Using/Migrating to 4 spaces for indents.

Pros for using 4 space for indent

  • Using 4 spaces for an indent will make DeepChem’s code consistent with the rest of the python community. This will largely help new developers to get started easily with DeepChem’s style guide.
  • When we are using code from another source, we need not reformat it to follow a 2 space indent style.
  • PEP 8 guidelines suggest using 4 spaces for indentation.

Cons for using 4 space for indent

  • Not any I know of.

Migration Steps

Here is a brief overview of steps which can be taken to migrate the code for following 4-space indents:

  • Setup a timeline for migration ~2-3 months
  • When writing a new file, use 4-space indents for new files.
  • For modifying an existing file,
    • We can update as and when each file is modified by a developer during additions/deletions of code, performing bug fixes and other improvements to code (as was done during the yapf version update to 0.32)
    • Chart out phases of updates for large and critical pieces of code, for example files containing the base classes which are important for the code organisation of DeepChem structure.
  • Catch inconsistencies in files during CI workflow (black/yapf can be used to detect inconsistency).

Converting 2-indent to 4-indent spaces:

There are a couple of ways in which a file using 2-space indent can be modified to user 4 space indent:

  1. Yapf - Example: yapf --style='{indent_width: 4}' -i foo.py
  2. Reindent.py - Python’s source code provides a script reindent.py which can be run on files to renindent them to 4 spaces.
  3. Black - Black is an auto-formatting tool, from the Python Software Foundation. We can run black on files to reindent them.

Black is a good choice for using as it enforces strict consistency with PEP-8 guidelines. In the community, Pytorch geometric, Pytorch and Google uses Google style code-formatting implemented via yapf whereas Facebook, Dropbox, Mozilla, Quora use Black to style their code. If we wish to stick with google style formatting, we can use reindent.py/yapf otherwise for sticking to the broader python community, we can use Black for formatting.

Expected Disruption

For a short period of time (during the transition period), the code formatting in the repo across the files will not be consistent but at any time, during the migration process, we will have the style in a file consistent.

Other Thoughts

Python does not require all code in a repository/file to follow the same indentation style.
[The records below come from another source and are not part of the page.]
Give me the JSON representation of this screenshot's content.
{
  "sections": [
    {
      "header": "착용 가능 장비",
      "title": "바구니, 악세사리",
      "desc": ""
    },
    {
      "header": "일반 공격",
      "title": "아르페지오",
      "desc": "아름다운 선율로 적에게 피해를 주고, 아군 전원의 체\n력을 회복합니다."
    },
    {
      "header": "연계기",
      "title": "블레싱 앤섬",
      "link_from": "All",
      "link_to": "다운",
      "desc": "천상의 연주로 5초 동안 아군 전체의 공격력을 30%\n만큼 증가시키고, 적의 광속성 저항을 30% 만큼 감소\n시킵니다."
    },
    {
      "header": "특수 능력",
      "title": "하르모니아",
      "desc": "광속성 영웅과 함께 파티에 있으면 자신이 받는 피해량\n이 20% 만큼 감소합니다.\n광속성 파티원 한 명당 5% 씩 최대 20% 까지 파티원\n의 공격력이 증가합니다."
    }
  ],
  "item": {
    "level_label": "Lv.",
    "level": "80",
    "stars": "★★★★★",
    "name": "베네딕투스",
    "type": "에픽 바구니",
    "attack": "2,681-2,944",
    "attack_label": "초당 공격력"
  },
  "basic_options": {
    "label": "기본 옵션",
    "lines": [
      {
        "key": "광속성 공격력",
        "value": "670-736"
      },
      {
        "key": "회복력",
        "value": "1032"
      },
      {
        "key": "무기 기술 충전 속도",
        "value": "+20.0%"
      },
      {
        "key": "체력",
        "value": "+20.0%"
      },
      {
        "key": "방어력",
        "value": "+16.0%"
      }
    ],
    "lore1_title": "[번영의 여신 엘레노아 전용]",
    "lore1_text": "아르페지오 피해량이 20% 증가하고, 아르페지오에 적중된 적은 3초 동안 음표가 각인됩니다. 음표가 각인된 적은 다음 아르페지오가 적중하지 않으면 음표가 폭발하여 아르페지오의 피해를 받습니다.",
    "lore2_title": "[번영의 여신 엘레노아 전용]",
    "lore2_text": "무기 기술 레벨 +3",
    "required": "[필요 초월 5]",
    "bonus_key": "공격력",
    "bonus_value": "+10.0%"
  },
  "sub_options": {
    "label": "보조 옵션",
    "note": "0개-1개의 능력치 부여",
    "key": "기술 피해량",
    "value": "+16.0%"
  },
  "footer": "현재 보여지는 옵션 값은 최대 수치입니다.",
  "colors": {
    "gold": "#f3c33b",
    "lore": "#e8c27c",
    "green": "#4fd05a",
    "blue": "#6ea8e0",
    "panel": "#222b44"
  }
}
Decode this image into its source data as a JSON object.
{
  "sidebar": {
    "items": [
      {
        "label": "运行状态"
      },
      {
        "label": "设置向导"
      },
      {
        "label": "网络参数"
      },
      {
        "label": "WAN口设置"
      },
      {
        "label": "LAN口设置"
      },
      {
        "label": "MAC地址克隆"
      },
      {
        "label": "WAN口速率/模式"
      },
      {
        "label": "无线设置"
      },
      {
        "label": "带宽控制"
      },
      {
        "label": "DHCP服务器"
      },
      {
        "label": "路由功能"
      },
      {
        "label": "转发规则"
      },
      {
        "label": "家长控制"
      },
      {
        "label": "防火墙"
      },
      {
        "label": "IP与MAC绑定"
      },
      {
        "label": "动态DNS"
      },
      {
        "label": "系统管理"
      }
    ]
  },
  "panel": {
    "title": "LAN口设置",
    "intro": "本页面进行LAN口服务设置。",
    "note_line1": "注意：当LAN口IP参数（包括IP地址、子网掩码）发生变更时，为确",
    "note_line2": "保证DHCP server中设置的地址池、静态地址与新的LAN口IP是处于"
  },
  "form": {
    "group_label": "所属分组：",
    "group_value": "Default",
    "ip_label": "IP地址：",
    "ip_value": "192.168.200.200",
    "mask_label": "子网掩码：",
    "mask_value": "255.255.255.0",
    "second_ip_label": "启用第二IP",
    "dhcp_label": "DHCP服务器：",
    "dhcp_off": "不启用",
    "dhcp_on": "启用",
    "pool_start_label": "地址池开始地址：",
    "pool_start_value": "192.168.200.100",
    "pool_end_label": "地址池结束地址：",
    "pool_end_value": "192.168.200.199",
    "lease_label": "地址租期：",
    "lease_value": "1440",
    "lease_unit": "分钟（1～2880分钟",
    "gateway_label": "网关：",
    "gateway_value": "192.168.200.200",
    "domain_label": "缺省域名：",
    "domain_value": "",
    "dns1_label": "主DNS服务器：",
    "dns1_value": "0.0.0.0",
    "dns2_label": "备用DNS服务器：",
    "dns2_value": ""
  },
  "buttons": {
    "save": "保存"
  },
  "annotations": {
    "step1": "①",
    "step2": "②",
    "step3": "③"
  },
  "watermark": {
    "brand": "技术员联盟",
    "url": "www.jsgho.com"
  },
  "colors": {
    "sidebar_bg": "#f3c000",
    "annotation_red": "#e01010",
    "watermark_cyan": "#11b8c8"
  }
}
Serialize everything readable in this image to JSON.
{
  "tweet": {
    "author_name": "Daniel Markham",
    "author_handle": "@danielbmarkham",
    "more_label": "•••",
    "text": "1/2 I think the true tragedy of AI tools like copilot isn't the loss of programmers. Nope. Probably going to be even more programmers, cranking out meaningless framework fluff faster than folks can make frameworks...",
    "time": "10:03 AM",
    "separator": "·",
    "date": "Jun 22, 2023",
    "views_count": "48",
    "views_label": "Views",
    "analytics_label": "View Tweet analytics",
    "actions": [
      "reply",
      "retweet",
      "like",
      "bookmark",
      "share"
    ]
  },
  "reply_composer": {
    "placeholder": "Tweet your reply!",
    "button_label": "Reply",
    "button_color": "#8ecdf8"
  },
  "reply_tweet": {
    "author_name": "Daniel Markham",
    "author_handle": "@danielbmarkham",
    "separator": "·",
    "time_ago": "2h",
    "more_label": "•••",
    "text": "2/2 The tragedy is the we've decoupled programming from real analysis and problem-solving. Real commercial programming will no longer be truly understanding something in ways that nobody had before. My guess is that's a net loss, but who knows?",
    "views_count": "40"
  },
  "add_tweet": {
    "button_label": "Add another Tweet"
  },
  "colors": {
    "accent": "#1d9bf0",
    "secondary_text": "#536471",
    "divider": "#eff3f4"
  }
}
For example, this is a valid piece of code:

def foo():
    print ("Foo has 4 space for indent")

def bar():
  print ("Bar has 2 space for indent")

if __name__ == "__main__":
      print ("Main has 6 spaces of indent")
      foo()
     bar()

But though there are some exceptions, like

 def perm(l):                       # error: first line indented
for i in range(len(l)):             # error: not indented
    s = l[:i] + l[i+1:]
        p = perm(l[:i] + l[i+1:])   # error: unexpected indent
        for x in p:
                r.append(l[i:i+1] + x)
            return r                # error: inconsistent dedent

(source: lexical analysis from python docs).

Indentation is also rejected as inconsistent if a source file mixes tabs and spaces. More on python indentation can be found here.

1 Like

Great proposal! One additional con I would add is:

  • While migration is happening, PRs could be very noisy (every line in a file would change because of indent). This could make reviews harder, so if we decide to proceed we may want to reindent important files early and upfront so future PRs don’t have too much noise

Let’s discuss and get feedback on the developer calls to the proposal after other folks have time to review and comment here

1 Like

When viewing diffs on Github, there’s an option to ignore whitespace changes.

2 Likes